Similarly, we plot the total amount of damage in crops and properties in one graph to compare them and evaluate the impact on economy.
par(mfrow = c(1, 2), mar = c(10, 5, 3, 1))
barplot(total_propdmg$total/10^9, las = 3, names.arg = total_propdmg$evtype, col = "gray", main = "Top 10 causes for properties damage", cex.names = 0.8, ylab = "Properties damage (in billion dollars)")

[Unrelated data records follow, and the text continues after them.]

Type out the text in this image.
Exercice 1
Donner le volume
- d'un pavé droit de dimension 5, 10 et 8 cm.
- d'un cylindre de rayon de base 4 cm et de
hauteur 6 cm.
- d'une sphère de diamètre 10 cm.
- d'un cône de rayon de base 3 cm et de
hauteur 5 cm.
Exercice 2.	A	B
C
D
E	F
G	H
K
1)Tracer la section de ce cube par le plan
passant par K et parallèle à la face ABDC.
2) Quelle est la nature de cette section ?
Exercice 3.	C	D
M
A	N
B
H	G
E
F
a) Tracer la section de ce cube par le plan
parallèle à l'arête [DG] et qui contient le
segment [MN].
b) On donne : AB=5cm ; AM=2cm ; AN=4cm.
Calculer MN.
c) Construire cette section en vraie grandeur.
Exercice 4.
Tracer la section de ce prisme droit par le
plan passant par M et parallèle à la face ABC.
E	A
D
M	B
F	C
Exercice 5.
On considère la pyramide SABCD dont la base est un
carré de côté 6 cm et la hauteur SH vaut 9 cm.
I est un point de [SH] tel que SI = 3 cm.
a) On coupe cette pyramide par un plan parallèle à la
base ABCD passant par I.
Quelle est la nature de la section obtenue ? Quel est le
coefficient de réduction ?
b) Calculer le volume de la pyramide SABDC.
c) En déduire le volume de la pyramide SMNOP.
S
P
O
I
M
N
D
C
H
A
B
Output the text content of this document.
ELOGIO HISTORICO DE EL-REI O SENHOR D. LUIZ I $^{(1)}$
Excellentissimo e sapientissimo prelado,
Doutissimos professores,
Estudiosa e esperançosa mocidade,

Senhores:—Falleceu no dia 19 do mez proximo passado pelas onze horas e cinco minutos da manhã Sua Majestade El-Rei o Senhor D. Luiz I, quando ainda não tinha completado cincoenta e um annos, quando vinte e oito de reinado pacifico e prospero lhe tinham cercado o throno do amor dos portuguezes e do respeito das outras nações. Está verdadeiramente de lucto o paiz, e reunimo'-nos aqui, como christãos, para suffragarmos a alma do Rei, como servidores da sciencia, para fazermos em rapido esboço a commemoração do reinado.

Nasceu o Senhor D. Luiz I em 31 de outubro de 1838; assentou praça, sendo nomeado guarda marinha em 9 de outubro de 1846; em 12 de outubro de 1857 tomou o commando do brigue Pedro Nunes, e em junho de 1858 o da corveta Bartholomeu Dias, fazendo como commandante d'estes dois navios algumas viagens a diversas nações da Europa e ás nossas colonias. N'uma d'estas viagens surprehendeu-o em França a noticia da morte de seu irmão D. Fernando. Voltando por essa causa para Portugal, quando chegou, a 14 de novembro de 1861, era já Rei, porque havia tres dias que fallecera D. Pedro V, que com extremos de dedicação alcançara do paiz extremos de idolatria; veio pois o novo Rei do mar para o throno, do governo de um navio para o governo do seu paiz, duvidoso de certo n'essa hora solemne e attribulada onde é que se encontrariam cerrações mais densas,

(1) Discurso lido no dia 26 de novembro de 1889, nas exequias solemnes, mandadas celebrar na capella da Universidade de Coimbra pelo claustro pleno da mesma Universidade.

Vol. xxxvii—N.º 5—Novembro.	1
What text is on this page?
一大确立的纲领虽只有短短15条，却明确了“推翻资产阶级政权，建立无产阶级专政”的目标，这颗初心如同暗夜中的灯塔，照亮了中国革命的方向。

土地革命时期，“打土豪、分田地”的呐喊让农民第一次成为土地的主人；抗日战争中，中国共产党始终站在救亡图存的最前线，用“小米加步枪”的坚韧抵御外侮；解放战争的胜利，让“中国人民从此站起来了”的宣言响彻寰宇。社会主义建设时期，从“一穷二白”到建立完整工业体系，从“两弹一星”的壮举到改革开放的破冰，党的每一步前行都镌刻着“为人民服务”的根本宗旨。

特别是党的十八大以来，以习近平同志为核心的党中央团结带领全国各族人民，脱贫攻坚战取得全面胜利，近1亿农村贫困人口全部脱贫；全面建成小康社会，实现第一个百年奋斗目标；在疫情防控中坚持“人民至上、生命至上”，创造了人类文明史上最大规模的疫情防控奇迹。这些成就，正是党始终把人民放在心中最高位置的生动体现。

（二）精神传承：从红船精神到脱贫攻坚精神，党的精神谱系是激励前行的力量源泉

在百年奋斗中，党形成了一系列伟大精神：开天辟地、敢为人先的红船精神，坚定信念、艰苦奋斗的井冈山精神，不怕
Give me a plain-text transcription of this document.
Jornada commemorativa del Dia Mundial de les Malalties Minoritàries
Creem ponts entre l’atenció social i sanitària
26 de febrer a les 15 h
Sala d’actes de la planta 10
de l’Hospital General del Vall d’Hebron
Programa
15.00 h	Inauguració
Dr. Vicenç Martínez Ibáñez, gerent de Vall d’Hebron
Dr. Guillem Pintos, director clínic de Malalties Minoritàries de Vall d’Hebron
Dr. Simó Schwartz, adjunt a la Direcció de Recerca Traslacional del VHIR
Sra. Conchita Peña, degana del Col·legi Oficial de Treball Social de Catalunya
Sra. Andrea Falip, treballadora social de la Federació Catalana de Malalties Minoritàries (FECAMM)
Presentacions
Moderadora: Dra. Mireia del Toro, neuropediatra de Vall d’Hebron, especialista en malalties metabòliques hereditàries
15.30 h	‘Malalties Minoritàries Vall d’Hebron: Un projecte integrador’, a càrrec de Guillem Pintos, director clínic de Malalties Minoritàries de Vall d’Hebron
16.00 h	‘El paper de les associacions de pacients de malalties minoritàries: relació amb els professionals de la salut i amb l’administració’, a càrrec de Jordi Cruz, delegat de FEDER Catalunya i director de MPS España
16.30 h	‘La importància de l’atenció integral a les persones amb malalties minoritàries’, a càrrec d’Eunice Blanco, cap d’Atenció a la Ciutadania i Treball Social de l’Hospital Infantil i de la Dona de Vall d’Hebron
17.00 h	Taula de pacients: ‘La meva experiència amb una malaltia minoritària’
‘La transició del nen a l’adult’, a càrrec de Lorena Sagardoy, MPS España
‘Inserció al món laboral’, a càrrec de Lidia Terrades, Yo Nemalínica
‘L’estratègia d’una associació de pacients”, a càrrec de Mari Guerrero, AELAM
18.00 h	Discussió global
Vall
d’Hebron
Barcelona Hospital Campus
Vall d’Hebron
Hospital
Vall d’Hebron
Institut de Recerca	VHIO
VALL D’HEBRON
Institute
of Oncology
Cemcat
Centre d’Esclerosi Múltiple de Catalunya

barplot(total_cropdmg$total/10^9, las = 3, names.arg = total_cropdmg$evtype, col = "green", main = "Top 10 causes for crops damage", cex.names = 0.8, ylab = "Crops damage (in billion dollars)")

4. Conclusion
From our analysis result, we can claim that Tornadoes, thunderstorm winds, and excessive heat are the most damaging event for the public health as reflected by the number of fatalities and injuries. On the other hand, flood, hurricane/typhon, and drought have the greatest economic consequences as represented in the total amount of damage in properies and crops.